This is a problem with the way GzipStream handles gzip files with multiple gzip entries. It reads the first entry, and treats all succeeding entries as garbage (interestingly, utilities like gzip and winzip handle it correctly by extracting them all into one file).There are a couple of workarounds, or you can use a third-party utility like DotNetZip (http://dotnetzip.codeplex.com/).
Perhaps the easiest is to scan the file for all of the gzip headers, and then manually moving the stream to each one and decompressing the content. This can be done by looking for the ID1, ID2, and 0x8 in the raw file bytes (Deflate compression method, see the specification: http://www.gzip.org/zlib/rfc-gzip.html). This isn't always enough to guarantee that you're looking at a gzip header, so you would want to read the rest of the header (or at least the first ten bytes) in to verify:
const int Id1 = 0x1F;
const int Id2 = 0x8B;
const int DeflateCompression = 0x8;
const int GzipFooterLength = 8;
const int MaxGzipFlag = 32;
/// <summary>
/// Returns true if the stream could be a valid gzip header at the current position.
/// </summary>
/// <param name="stream">The stream to check.</param>
/// <returns>Returns true if the stream could be a valid gzip header at the current position.</returns>
public static bool IsHeaderCandidate(Stream stream)
{
// Read the first ten bytes of the stream
byte[] header = new byte[10];
int bytesRead = stream.Read(header, 0, header.Length);
stream.Seek(-bytesRead, SeekOrigin.Current);
if (bytesRead < header.Length)
{
return false;
}
// Check the id tokens and compression algorithm
if (header[0] != Id1 || header[1] != Id2 || header[2] != DeflateCompression)
{
return false;
}
// Extract the GZIP flags, of which only 5 are allowed (2 pow. 5 = 32)

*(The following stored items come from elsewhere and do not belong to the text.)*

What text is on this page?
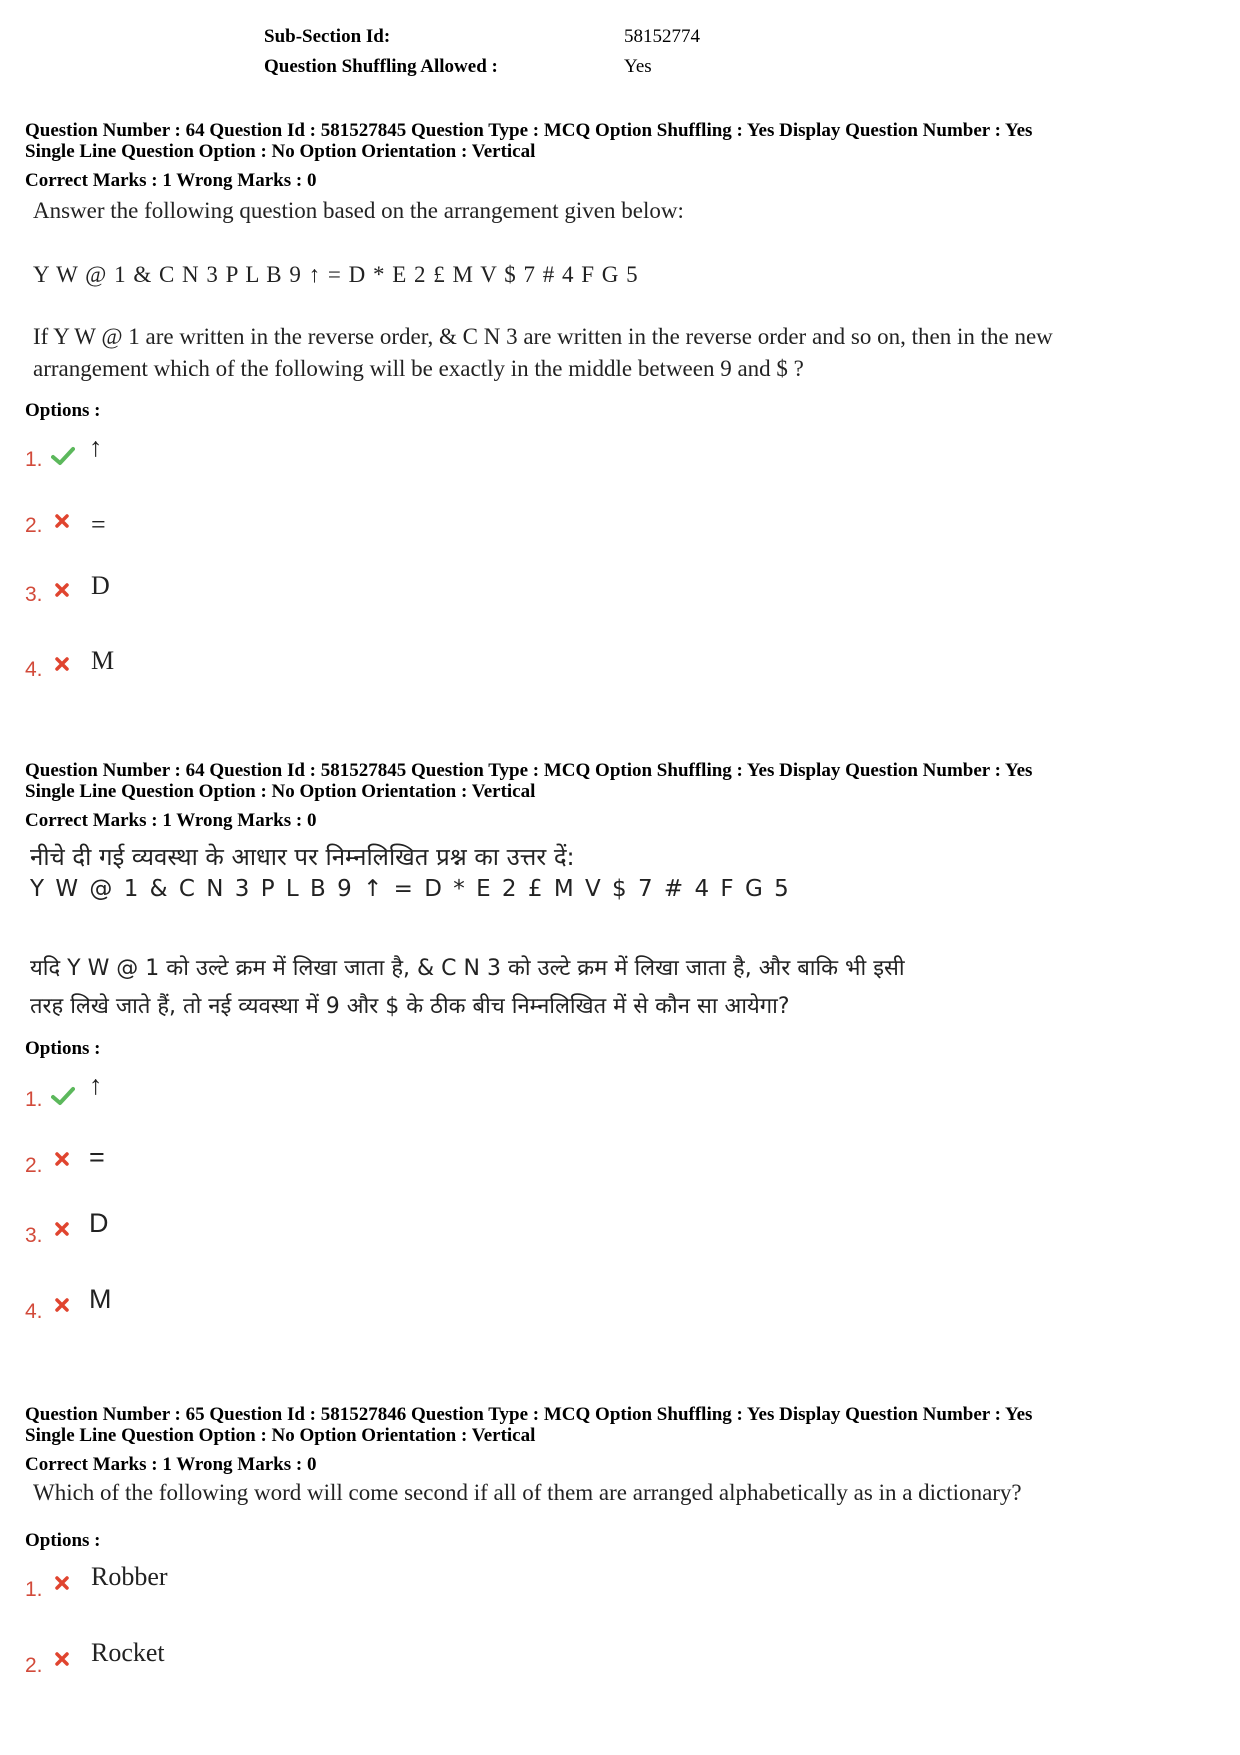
Sub-Section Id:	58152774
Question Shuffling Allowed :	Yes
Question Number : 64 Question Id : 581527845 Question Type : MCQ Option Shuffling : Yes Display Question Number : Yes
Single Line Question Option : No Option Orientation : Vertical
Correct Marks : 1 Wrong Marks : 0
Answer the following question based on the arrangement given below:
Y W @ 1 & C N 3 P L B 9 ↑ = D * E 2 £ M V $ 7 # 4 F G 5
If Y W @ 1 are written in the reverse order, & C N 3 are written in the reverse order and so on, then in the new
arrangement which of the following will be exactly in the middle between 9 and $ ?
Options :
1. ↑
2. =
3. D
4. M
Question Number : 64 Question Id : 581527845 Question Type : MCQ Option Shuffling : Yes Display Question Number : Yes
Single Line Question Option : No Option Orientation : Vertical
Correct Marks : 1 Wrong Marks : 0
नीचे दी गई व्यवस्था के आधार पर निम्नलिखित प्रश्न का उत्तर दें:
Y W @ 1 & C N 3 P L B 9 ↑ = D * E 2 £ M V $ 7 # 4 F G 5
यदि Y W @ 1 को उल्टे क्रम में लिखा जाता है, & C N 3 को उल्टे क्रम में लिखा जाता है, और बाकि भी इसी
तरह लिखे जाते हैं, तो नई व्यवस्था में 9 और $ के ठीक बीच निम्नलिखित में से कौन सा आयेगा?
Options :
1. ↑
2. =
3. D
4. M
Question Number : 65 Question Id : 581527846 Question Type : MCQ Option Shuffling : Yes Display Question Number : Yes
Single Line Question Option : No Option Orientation : Vertical
Correct Marks : 1 Wrong Marks : 0
Which of the following word will come second if all of them are arranged alphabetically as in a dictionary?
Options :
1. Robber
2. Rocket
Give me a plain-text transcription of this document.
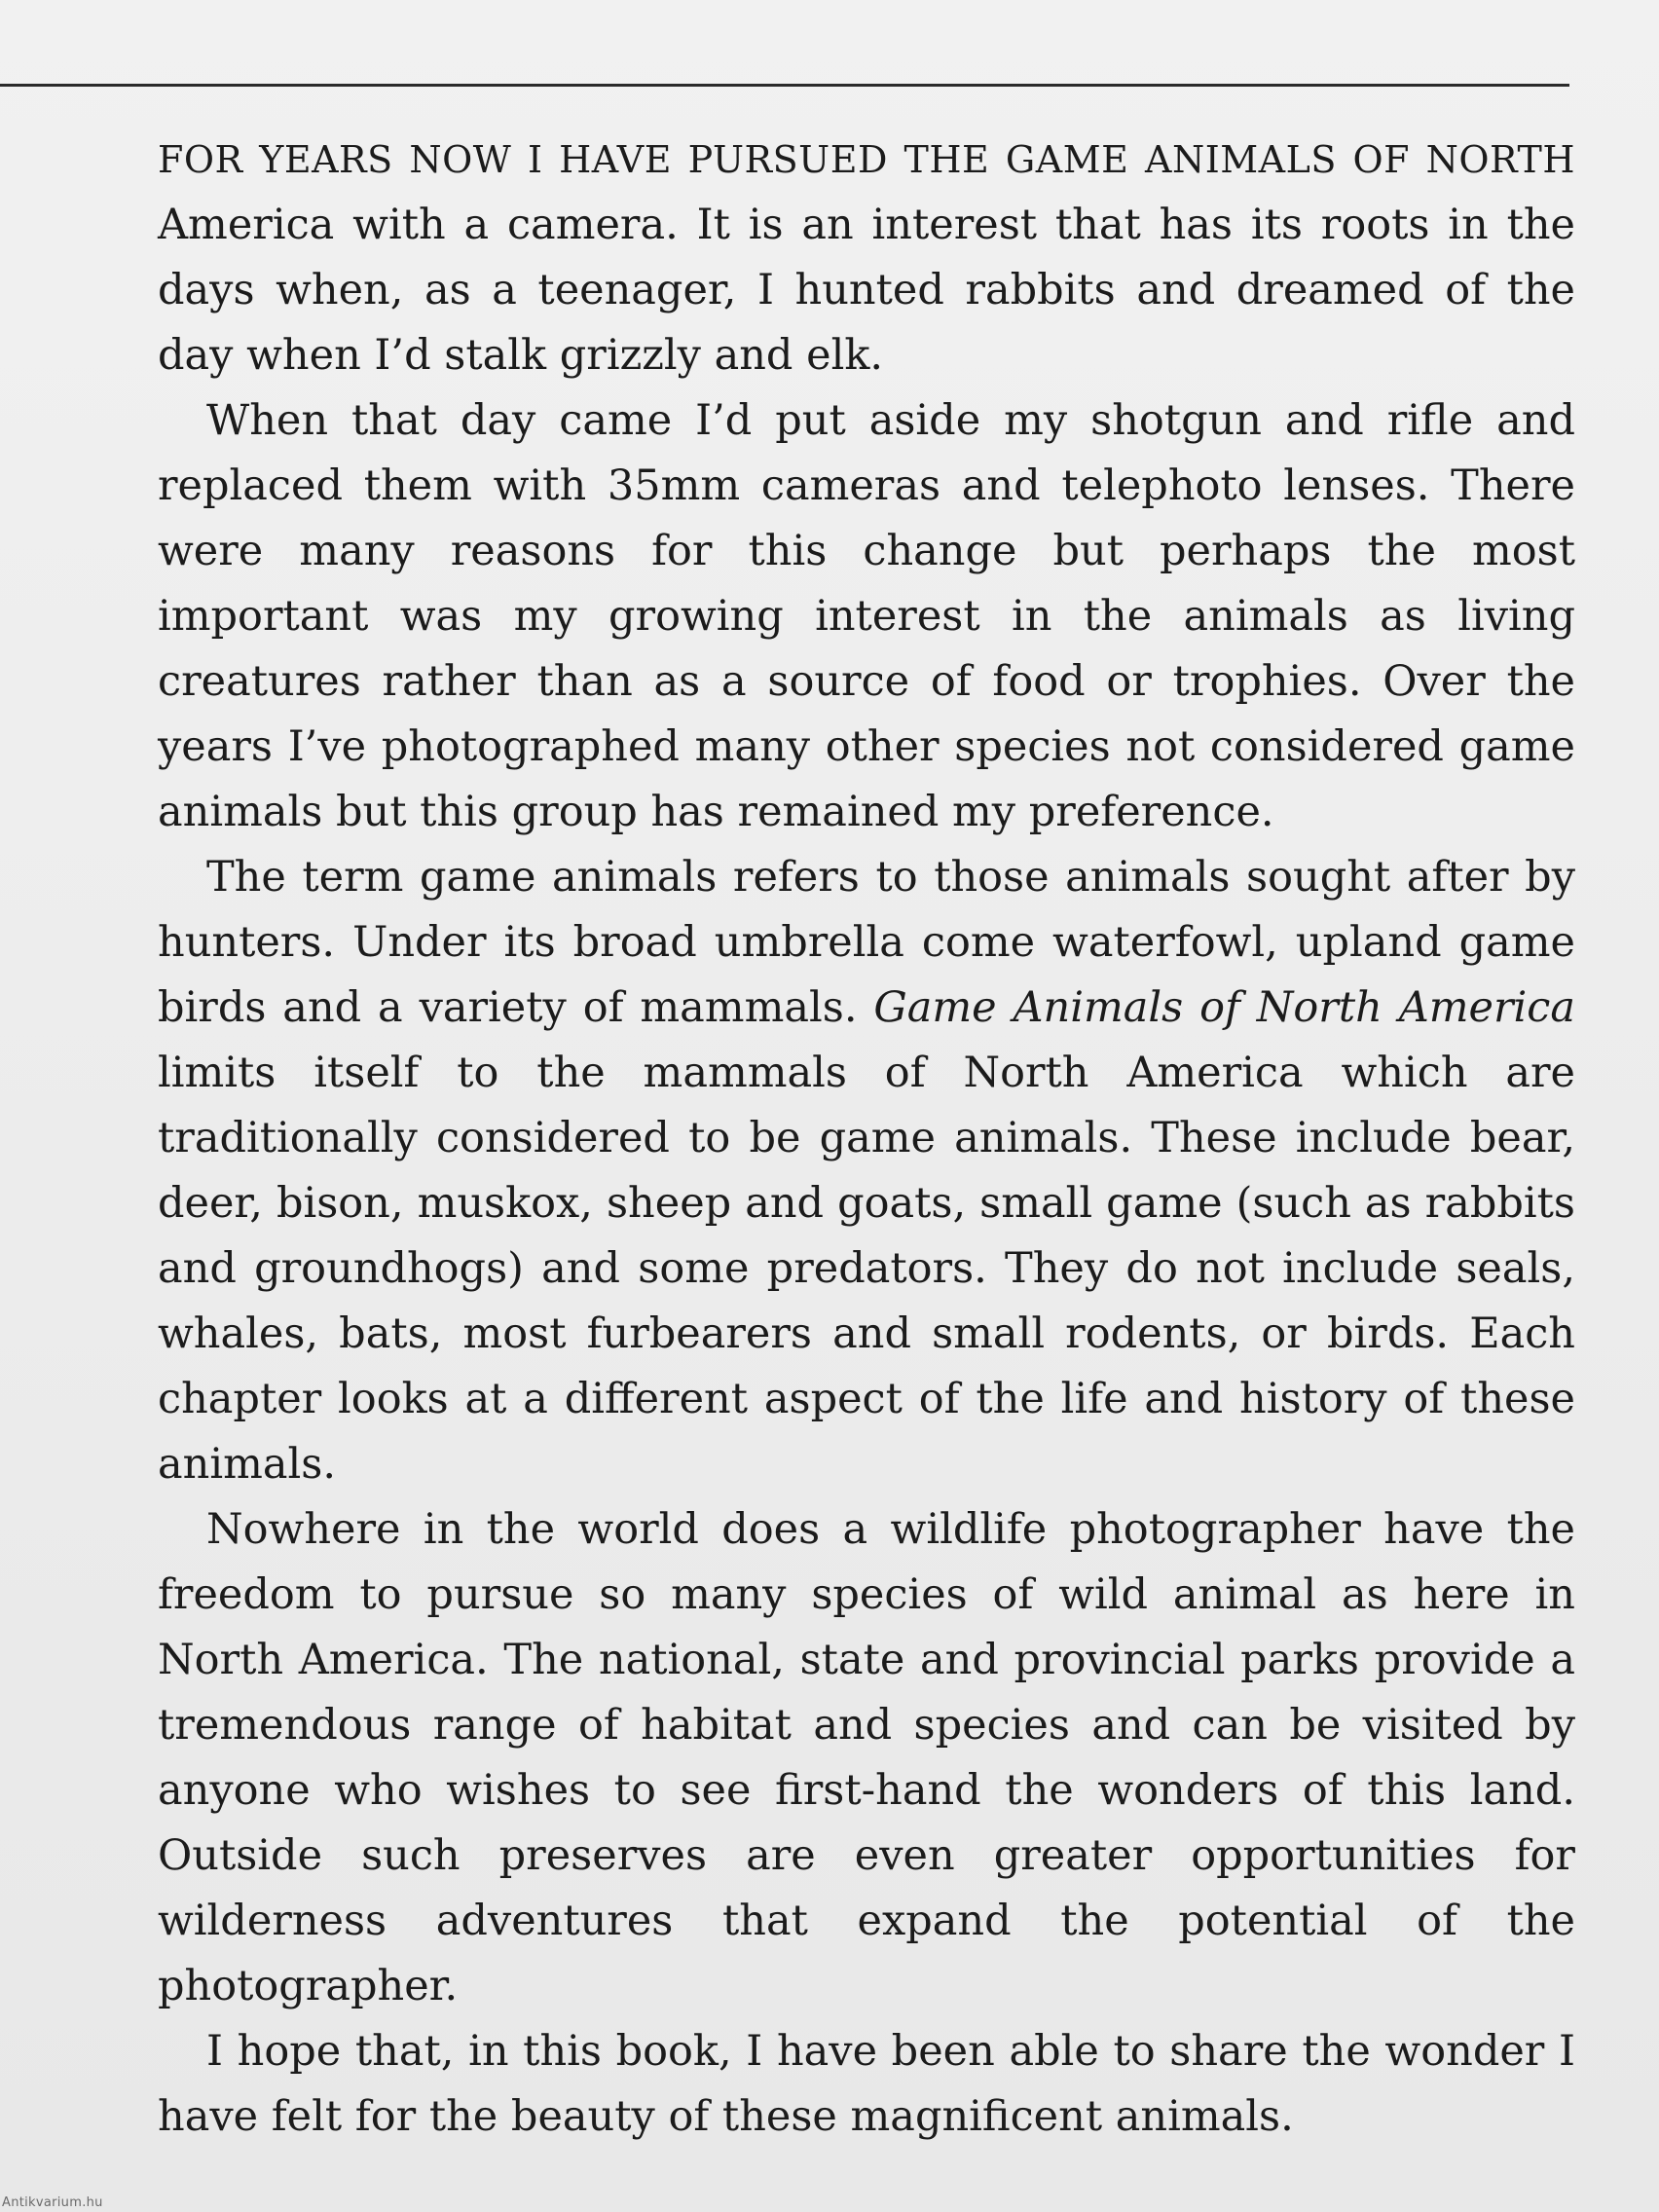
FOR YEARS NOW I HAVE PURSUED THE GAME ANIMALS OF NORTH America with a camera. It is an interest that has its roots in the days when, as a teenager, I hunted rabbits and dreamed of the day when I’d stalk grizzly and elk.

When that day came I’d put aside my shotgun and rifle and replaced them with 35mm cameras and telephoto lenses. There were many reasons for this change but perhaps the most important was my growing interest in the animals as living creatures rather than as a source of food or trophies. Over the years I’ve photographed many other species not considered game animals but this group has remained my preference.

The term game animals refers to those animals sought after by hunters. Under its broad umbrella come waterfowl, upland game birds and a variety of mammals. Game Animals of North America limits itself to the mammals of North America which are traditionally considered to be game animals. These include bear, deer, bison, muskox, sheep and goats, small game (such as rabbits and groundhogs) and some predators. They do not include seals, whales, bats, most furbearers and small rodents, or birds. Each chapter looks at a different aspect of the life and history of these animals.

Nowhere in the world does a wildlife photographer have the freedom to pursue so many species of wild animal as here in North America. The national, state and provincial parks provide a tremendous range of habitat and species and can be visited by anyone who wishes to see first-hand the wonders of this land. Outside such preserves are even greater opportunities for wilderness adventures that expand the potential of the photographer.

I hope that, in this book, I have been able to share the wonder I have felt for the beauty of these magnificent animals.

Antikvarium.hu
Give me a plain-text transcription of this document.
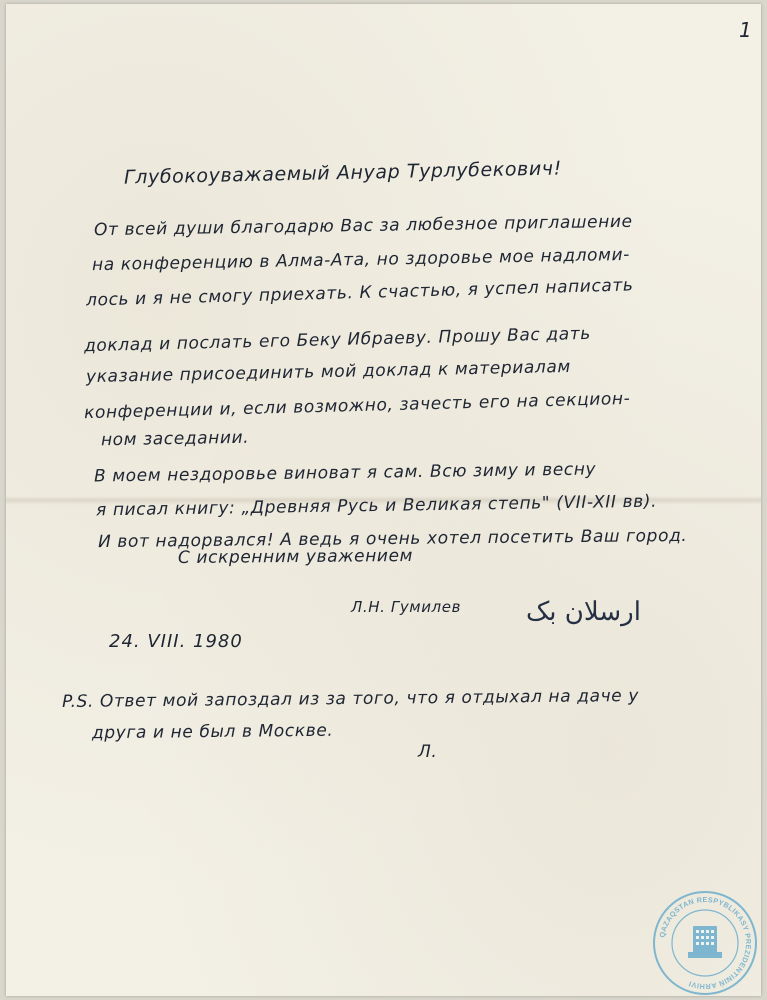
1

Глубокоуважаемый Ануар Турлубекович!

От всей души благодарю Вас за любезное приглашение

на конференцию в Алма-Ата, но здоровье мое надломи-

лось и я не смогу приехать. К счастью, я успел написать

доклад и послать его Беку Ибраеву. Прошу Вас дать

указание присоединить мой доклад к материалам

конференции и, если возможно, зачесть его на секцион-

ном заседании.

В моем нездоровье виноват я сам. Всю зиму и весну

я писал книгу: „Древняя Русь и Великая степь" (VII-XII вв).

И вот надорвался! А ведь я очень хотел посетить Ваш город.

С искренним уважением

Л.Н. Гумилев ارسلان بک

24. VIII. 1980

P.S. Ответ мой запоздал из за того, что я отдыхал на даче у

друга и не был в Москве.

Л.

QAZAQSTAN RESPYBLIKASY PREZIDENTINIŃ ARHIVI
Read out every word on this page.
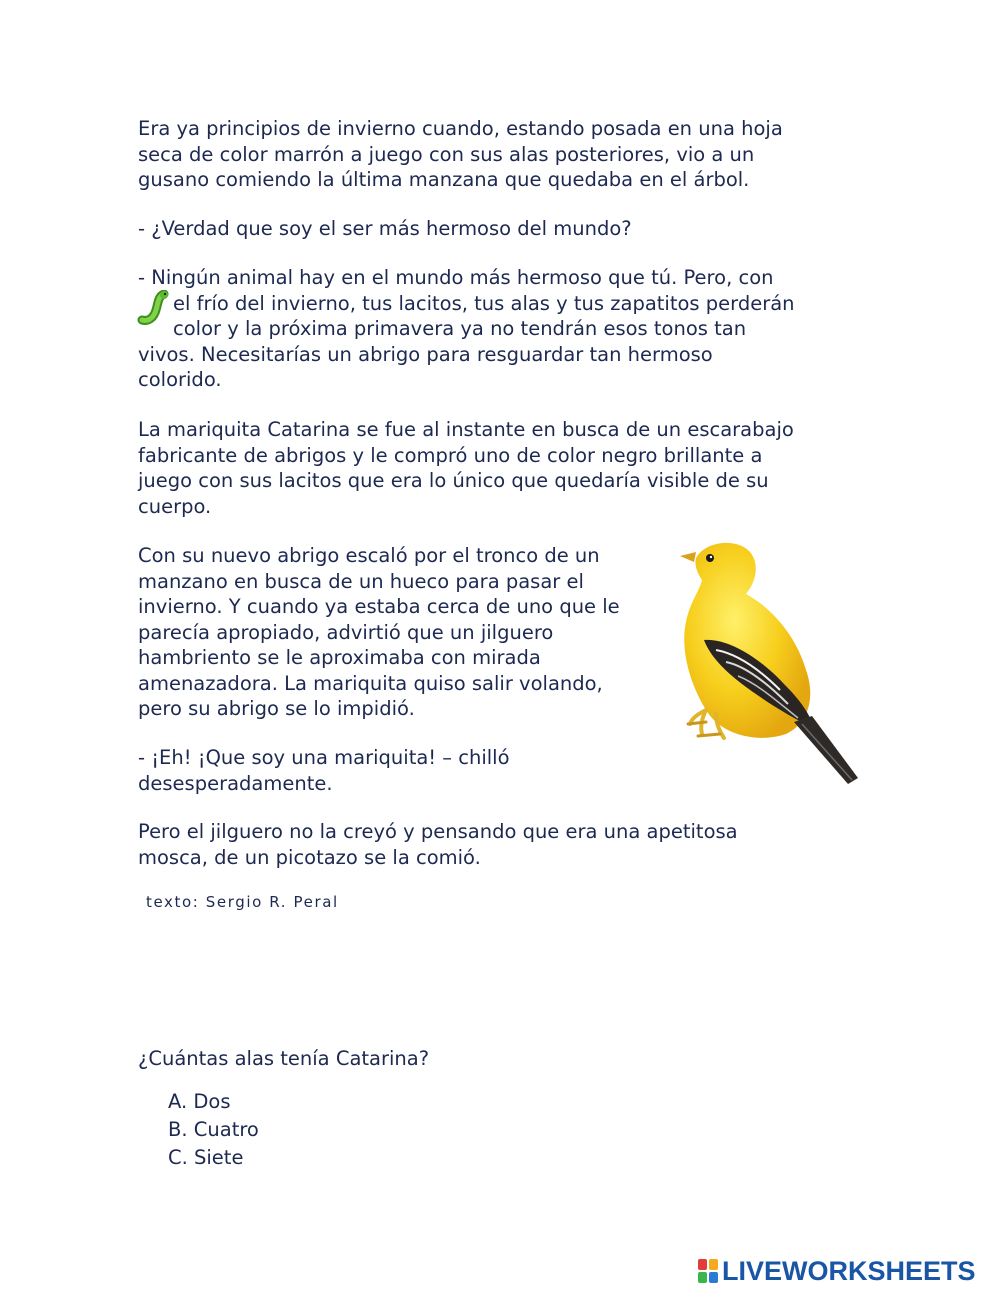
Era ya principios de invierno cuando, estando posada en una hoja
seca de color marrón a juego con sus alas posteriores, vio a un
gusano comiendo la última manzana que quedaba en el árbol.
- ¿Verdad que soy el ser más hermoso del mundo?
- Ningún animal hay en el mundo más hermoso que tú. Pero, con
el frío del invierno, tus lacitos, tus alas y tus zapatitos perderán
color y la próxima primavera ya no tendrán esos tonos tan
vivos. Necesitarías un abrigo para resguardar tan hermoso
colorido.
La mariquita Catarina se fue al instante en busca de un escarabajo
fabricante de abrigos y le compró uno de color negro brillante a
juego con sus lacitos que era lo único que quedaría visible de su
cuerpo.
Con su nuevo abrigo escaló por el tronco de un
manzano en busca de un hueco para pasar el
invierno. Y cuando ya estaba cerca de uno que le
parecía apropiado, advirtió que un jilguero
hambriento se le aproximaba con mirada
amenazadora. La mariquita quiso salir volando,
pero su abrigo se lo impidió.
- ¡Eh! ¡Que soy una mariquita! – chilló
desesperadamente.
Pero el jilguero no la creyó y pensando que era una apetitosa
mosca, de un picotazo se la comió.
texto: Sergio R. Peral
¿Cuántas alas tenía Catarina?
A. Dos
B. Cuatro
C. Siete
LIVEWORKSHEETS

if (header[3] > MaxGzipFlag)
{
return false;
}
// Check the extra compression flags, which is either 2 or 4 with the Deflate algorithm
if (header[8] != 0x0 && header[8] != 0x2 && header[8] != 0x4)
{
return false;
}
return true;
}
Note that GzipStream might move the stream to the end of the file if you use the file stream directly. You may want to read each part into a MemoryStream and then decompress each part individually in memory.
An alternate approach would be to modify the gzip headers to specify the length of the content so that you don't have to scan the file for headers (you could programmatically determine the offset of each), which would require diving a bit deeper into the gzip spec.